Read them all at this link.
After noting what the newly crowned Solomon requested of God, Don R. wrote:
Did you take note of the things for which Solomon did not ask: riches, wealth, honor, the life of his enemies, and long life?
Those are the very things we want, and we strive earnestly to get them, but they elude us.
Yet, the Lord gave those things to Solomon because he gave the right emphasis in prayer, which truly showed his heart.
Read his short devotional at this link.
Mike Benson reflects on the meaning of “Father in heaven” when we pray.
I will speak for me. I probably need to spend more time thinking about what I’m actually saying in my private prayers.
“Father in heaven…”
If I am not very careful, the phrase may constitute little more than a thoughtless, repetitive habit.
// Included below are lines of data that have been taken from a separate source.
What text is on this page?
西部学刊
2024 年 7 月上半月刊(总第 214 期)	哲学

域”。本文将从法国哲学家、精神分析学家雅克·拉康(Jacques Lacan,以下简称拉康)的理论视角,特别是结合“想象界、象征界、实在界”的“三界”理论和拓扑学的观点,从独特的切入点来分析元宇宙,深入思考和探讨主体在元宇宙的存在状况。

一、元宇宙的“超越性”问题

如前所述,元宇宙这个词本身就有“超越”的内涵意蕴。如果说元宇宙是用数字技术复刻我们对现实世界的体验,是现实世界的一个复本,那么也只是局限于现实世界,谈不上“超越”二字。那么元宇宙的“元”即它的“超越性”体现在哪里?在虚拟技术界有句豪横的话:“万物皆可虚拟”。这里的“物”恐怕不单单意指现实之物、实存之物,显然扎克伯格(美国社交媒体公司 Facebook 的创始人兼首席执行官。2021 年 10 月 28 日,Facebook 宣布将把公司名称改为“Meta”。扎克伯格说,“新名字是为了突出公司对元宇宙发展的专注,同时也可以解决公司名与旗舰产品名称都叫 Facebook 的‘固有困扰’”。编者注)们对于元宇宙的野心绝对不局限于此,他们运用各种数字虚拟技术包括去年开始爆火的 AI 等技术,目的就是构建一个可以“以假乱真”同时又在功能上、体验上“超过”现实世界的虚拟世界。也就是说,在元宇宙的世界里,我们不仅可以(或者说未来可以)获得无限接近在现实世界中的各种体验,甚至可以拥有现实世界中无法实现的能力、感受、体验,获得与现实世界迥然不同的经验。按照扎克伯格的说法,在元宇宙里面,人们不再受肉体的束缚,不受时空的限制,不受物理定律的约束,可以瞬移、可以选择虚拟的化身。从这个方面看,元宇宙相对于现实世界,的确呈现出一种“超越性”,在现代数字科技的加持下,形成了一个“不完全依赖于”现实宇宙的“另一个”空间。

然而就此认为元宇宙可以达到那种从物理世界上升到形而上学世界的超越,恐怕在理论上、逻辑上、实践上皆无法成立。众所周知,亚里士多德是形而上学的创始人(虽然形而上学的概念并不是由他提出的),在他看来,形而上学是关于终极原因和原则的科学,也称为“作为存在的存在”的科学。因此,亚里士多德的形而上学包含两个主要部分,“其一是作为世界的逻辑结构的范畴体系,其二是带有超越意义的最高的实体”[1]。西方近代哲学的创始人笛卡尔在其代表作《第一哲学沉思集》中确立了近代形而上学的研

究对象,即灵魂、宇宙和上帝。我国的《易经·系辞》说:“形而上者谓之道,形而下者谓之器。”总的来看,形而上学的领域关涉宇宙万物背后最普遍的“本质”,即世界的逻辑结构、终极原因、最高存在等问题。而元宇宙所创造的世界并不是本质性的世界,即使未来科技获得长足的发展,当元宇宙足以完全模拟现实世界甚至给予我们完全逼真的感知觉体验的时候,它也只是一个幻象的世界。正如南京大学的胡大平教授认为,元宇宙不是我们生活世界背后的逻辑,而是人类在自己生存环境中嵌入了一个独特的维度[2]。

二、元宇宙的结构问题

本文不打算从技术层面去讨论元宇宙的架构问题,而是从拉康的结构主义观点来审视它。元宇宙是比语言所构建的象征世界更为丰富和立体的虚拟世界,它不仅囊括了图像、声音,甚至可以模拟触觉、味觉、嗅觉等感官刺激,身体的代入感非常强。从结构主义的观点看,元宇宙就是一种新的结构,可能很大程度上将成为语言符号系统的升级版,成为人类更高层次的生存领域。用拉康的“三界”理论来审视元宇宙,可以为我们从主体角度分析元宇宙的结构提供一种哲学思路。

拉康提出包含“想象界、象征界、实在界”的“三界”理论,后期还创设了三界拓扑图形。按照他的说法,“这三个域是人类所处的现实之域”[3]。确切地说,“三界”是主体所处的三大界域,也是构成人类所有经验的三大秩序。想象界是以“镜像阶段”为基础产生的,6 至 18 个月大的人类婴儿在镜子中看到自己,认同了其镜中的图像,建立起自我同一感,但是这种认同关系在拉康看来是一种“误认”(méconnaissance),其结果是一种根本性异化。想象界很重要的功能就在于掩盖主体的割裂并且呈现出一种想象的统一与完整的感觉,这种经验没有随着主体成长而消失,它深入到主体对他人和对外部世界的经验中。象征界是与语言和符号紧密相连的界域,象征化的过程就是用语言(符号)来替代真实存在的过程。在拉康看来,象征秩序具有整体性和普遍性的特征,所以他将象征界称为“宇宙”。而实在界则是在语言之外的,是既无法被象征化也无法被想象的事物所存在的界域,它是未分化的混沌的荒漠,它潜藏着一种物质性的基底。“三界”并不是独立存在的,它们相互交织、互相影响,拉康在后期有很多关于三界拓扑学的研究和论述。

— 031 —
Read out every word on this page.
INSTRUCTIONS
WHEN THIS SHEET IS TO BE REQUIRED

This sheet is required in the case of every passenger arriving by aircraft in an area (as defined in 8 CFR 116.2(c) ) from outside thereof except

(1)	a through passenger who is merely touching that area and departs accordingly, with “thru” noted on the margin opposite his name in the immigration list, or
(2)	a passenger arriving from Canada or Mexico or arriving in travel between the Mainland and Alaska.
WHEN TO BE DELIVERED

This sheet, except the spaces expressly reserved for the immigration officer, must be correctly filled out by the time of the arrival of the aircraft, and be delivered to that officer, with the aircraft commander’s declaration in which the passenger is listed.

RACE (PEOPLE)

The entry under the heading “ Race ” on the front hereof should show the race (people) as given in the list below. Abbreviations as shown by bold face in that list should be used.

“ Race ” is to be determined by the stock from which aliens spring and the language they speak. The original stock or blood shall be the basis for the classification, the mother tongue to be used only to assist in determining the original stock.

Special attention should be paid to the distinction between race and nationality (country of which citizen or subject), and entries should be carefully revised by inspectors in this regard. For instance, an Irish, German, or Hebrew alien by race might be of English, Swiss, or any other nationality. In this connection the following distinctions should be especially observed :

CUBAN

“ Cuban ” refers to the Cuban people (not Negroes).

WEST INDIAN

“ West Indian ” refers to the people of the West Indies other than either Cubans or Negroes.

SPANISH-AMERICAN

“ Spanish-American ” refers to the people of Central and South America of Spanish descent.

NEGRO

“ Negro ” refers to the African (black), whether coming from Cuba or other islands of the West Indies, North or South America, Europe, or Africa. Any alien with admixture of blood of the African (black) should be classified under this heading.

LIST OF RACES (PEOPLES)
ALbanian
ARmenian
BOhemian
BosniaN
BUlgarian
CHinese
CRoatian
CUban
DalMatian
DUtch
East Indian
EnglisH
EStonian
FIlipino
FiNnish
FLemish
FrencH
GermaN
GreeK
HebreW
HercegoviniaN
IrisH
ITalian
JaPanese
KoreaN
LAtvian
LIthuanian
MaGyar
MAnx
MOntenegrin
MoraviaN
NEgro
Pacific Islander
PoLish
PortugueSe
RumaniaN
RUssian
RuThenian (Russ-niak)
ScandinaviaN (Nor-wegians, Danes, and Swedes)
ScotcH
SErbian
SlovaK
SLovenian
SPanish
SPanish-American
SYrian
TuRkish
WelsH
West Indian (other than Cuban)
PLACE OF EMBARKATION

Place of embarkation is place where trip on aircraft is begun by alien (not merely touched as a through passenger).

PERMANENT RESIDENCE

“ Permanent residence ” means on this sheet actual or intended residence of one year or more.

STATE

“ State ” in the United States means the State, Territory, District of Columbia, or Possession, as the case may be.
Strangely enough, I don’t talk to my earthly father that way, but I tend to do so with my heavenly Father. Does he ever get weary of my redundancy?
What am I really saying when I articulate the words, “Father in heaven…”?
Read his whole article here on Forthright Magazine.
Ben G. asks us,”Do you remember this when praying?”
A while ago, I heard a young person start of his prayer with, “Hey God! What’s up?!” When I heard that I just about fell over. I know prayer should be a deeply personal thing. But when we start talking to God like an equal, or like He is our ‘best bud’ at school or work, then maybe we need to reassess our mindset. Perhaps we need to have the attitude of the publican who wouldn’t even lift his eyes up to heaven because he was so aware of his sin (Luke 18:9-14).
So asks Michael Summers as he shares part of his prayer life on the run, literally.
I pray while I run. I run often, five or six days a week, usually for distances ranging from four to eight miles each day. I run on trails that, while paved, traverse hills. Animals also cross these trails. On a recent run, I encountered a family of screaming humans whose recreational walk had been halted by a snake slithering slowly across the trail. The trail runs along a narrow ridge between a river and man-made ponds. For these reasons, I run and pray with my eyes open.
Read more at the link above.
Today, Chuck Webster asks, Does Prayer Work?, in his devotional thought centered in the book of James.
Days earlier, we failed to share Richard Mansel’s article, Attitudes Necessary for Prayer, on Forthright Magazine.
Let us pray and let us ponder the place and power of prayer in our lives as God’s people.